Washington, D.C. Tuesday, 3:17 a.m.

During the administration of Harry Truman, the White House was virtually gutted and rebuilt due to the weakened condition of its centuries-old wooden beams and interior walls. The Trumans moved across the street to Blair House and, from 1948 to 1952, new foundations were laid and the decaying wooden struts were replaced by steel girders. A basement was also excavated, ostensibly to provide more storage space. In fact, it was created to provide safe areas for the president and members of his staff and family in the event of nuclear attack. Over the years, the basement was secretly expanded to include offices, command headquarters, medical facilities, surveillance posts, and recreational areas. It is now comprised of four levels that go down over two hundred feet. All four basement levels are only accessible by a pair of elevators. These are located in both the East and West Wings. The West Wing elevator is located a short distance west of the president’s private dining room, in a corner that is halfway between the Oval Office and the vice president’s office. The carriage is small and wood paneled and holds six people comfortably. Access to the elevator is gained by thumbprint identification. There is a small green monitor to the right of the door for this purpose. Since the White House recreation areas are down there, all the members of the First Family have access to the elevator.

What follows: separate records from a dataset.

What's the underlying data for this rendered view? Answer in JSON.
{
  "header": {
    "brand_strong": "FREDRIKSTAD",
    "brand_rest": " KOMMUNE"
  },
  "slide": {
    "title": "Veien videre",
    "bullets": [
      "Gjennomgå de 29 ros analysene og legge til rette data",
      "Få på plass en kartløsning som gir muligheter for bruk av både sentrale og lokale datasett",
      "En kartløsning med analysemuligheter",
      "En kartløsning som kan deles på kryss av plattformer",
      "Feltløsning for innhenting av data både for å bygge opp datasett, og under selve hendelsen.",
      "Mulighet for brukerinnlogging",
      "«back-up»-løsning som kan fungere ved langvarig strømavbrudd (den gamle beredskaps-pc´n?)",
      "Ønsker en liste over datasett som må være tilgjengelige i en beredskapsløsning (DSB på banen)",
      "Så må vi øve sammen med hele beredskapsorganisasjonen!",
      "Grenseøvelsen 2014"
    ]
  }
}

Hood went to the vice president’s office and waited outside. Because the vice president was at the White House, there was a secret service agent standing a little farther along the corridor. The vice president’s office was close to the State Dining Room, where the original White House meets the newer, century-old West Wing. Hood was there less than a minute when Megan Lawrence arrived. The First Lady was dressed in a medium-length white skirt and a red blouse with a blue scarf. She was wearing very little makeup. Her fair skin made her silver hair seem darker. The secret service agent wished the First Lady a good morning as she passed. Megan smiled back at the young man and then continued on.